The body of Janet Meller has probably been lying in the morgue at Burnham Military Camp for 11 days - but the partner of the missing osteopath doesn't know for sure.
Dennis Maddever has been told that 70 bodies were taken from the CTV building in the first days after the earthquake. Few have been formally identified.
Meller, 58, worked for The Clinic, a medical practice that had moved premises to the fourth floor of the building just two weeks before the magnitude 6.3 earthquake hit.
They had moved from their former Gloucester St building because engineers were told it was at risk in the aftershocks from last year's earthquake. That building still stands - but their new offices were pancaked.
Of the 14 medical and administrative staff thought to have been there at 12.51pm, only one - receptionist Pip Lee - is known to have escaped.
"If they hadn't shifted, Janet would still be alive," Maddever said. "I am now trying to deal with a new reality. Janet was a positive person so I have to carry on in that vein."
Over the past days, Maddever has struggled through his daily tasks without power or water.

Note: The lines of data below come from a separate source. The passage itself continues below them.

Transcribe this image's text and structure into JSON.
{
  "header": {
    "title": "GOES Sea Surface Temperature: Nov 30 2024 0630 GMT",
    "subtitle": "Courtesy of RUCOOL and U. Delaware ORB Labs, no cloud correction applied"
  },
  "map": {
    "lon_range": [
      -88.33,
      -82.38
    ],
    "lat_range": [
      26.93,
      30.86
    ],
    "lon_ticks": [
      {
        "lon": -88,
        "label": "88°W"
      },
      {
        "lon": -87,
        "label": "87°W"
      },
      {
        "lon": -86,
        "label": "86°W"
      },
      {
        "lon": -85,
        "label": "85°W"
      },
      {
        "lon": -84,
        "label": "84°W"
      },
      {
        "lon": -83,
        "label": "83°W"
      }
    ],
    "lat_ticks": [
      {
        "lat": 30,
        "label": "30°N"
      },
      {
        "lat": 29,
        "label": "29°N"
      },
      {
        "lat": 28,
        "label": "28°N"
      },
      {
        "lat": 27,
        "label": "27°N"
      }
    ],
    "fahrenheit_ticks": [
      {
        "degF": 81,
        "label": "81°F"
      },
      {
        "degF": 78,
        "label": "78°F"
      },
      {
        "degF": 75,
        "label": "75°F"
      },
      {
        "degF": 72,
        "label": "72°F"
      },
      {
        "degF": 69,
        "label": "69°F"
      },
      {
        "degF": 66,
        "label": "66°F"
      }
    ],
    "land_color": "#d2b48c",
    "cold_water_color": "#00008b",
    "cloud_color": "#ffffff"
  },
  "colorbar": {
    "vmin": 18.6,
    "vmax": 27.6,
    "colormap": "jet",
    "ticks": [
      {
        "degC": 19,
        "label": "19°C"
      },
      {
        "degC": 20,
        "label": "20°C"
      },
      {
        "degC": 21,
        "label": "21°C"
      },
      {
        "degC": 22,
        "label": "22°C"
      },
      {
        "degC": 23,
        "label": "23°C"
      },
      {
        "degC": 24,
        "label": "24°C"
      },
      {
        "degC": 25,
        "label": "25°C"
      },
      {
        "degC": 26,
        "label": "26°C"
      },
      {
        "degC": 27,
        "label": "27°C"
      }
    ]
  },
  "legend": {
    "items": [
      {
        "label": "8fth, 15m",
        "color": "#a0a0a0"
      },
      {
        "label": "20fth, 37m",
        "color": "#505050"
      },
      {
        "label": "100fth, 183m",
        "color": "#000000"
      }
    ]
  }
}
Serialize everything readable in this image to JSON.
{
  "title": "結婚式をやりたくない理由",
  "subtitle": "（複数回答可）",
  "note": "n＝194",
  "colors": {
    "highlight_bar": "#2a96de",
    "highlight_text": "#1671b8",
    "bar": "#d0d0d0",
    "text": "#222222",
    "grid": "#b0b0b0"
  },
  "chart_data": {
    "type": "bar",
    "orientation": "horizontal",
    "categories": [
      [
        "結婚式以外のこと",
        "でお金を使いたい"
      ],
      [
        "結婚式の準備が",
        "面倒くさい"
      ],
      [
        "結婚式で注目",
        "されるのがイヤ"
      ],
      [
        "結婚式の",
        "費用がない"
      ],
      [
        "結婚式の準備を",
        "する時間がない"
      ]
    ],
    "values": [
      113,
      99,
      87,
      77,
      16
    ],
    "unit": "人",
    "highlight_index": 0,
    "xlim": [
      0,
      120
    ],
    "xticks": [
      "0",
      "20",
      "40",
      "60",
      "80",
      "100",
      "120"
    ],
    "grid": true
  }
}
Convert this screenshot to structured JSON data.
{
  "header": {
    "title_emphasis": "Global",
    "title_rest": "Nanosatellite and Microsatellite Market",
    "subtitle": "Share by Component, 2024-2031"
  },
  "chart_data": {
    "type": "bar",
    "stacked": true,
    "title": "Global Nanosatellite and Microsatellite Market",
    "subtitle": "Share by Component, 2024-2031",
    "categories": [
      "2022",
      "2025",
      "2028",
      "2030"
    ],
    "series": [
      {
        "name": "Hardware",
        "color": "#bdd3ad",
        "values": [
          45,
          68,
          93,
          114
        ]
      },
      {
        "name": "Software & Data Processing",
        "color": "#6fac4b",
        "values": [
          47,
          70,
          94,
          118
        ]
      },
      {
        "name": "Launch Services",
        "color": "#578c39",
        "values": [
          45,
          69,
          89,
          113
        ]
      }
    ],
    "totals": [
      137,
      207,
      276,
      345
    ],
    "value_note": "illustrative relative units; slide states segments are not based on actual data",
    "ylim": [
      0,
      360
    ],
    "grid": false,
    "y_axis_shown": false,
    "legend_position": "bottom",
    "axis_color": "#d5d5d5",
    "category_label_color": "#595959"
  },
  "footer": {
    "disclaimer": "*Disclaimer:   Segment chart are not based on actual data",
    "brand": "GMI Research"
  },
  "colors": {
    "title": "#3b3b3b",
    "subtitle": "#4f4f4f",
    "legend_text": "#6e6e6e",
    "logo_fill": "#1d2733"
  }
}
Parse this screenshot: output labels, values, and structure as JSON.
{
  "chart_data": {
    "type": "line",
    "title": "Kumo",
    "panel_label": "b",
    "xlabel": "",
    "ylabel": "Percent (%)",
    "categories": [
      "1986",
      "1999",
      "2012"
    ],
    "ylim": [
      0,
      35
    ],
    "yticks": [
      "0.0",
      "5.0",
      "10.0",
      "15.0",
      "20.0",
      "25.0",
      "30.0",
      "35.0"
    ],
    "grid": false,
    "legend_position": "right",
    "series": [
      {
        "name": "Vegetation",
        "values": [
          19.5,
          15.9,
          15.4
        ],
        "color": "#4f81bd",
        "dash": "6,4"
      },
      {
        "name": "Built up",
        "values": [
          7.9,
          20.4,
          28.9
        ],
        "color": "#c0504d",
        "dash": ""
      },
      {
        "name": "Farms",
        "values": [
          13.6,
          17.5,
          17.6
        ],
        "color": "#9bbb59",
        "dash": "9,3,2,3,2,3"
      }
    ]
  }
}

He has allowed police into the house to take away some of Meller's personal belongings for DNA testing.
But mainly, he has waited.
"I understand the police have an incredible amount of pressure," he said. "That process is an international process which has to be adhered to. We have to accept it."
Maddever said he initially held out hope for his partner's survival, until police announced rescue teams had abandoned all hope of finding survivors at the site.
Inspector Dave Lawry has said he was "100 per cent" certain those trapped in the building, including a non-sworn police staff member and a large group of overseas students, were dead. Fires burned in the CTV building and no signs of life had been detected by cameras or listening devices.
"I'm pretty much a realist," says Maddever. "Life has got to go on. I don't want to dwell on why The Clinic shifted out of their old building.
"They evacuated because they thought the building beside it would topple.
"But it is still standing after this earthquake and they moved into a building that collapsed. There is no point in dwelling on that but I hope the engineers learn something from what has happened.
"They haven't found any survivors for well over a week. After two days something like 70 bodies had been removed from the CTV building. I would be very surprised if Janet wasn't one of those," he said.
"She was a strong, resilient, healthy person. But after about 24 hours I had little hope. Who is going to survive that? People who did survive were incredibly lucky. If she was alive the dogs would have found her quickly.
"Until her positive identification you can't be 100 per cent sure but you can't get your hopes up," he said.
"We have to wait for confirmation from the Coroner so we can get on with some sort of service. It won't be a conventional funeral. It will be a life celebration."
Meller arrived in New Zealand in 1987 from Britain, and met Maddever shortly afterwards.
She worked for 23 years as an osteopath mainly treating babies and young children. She has two sons: James, 21, at university in Auckland, and Henry, 17, at high school.
The owners of the CTV building have welcomed a Government inquiry into why the 20-year-old, six-storey building collapsed.
More than 100 people who were in the building are believed to be missing. It housed the regional television station, a nursing school and a language school.
Civil Defence Minister John Carter confirmed specialist rescuers from Japan would be focusing on the CTV site.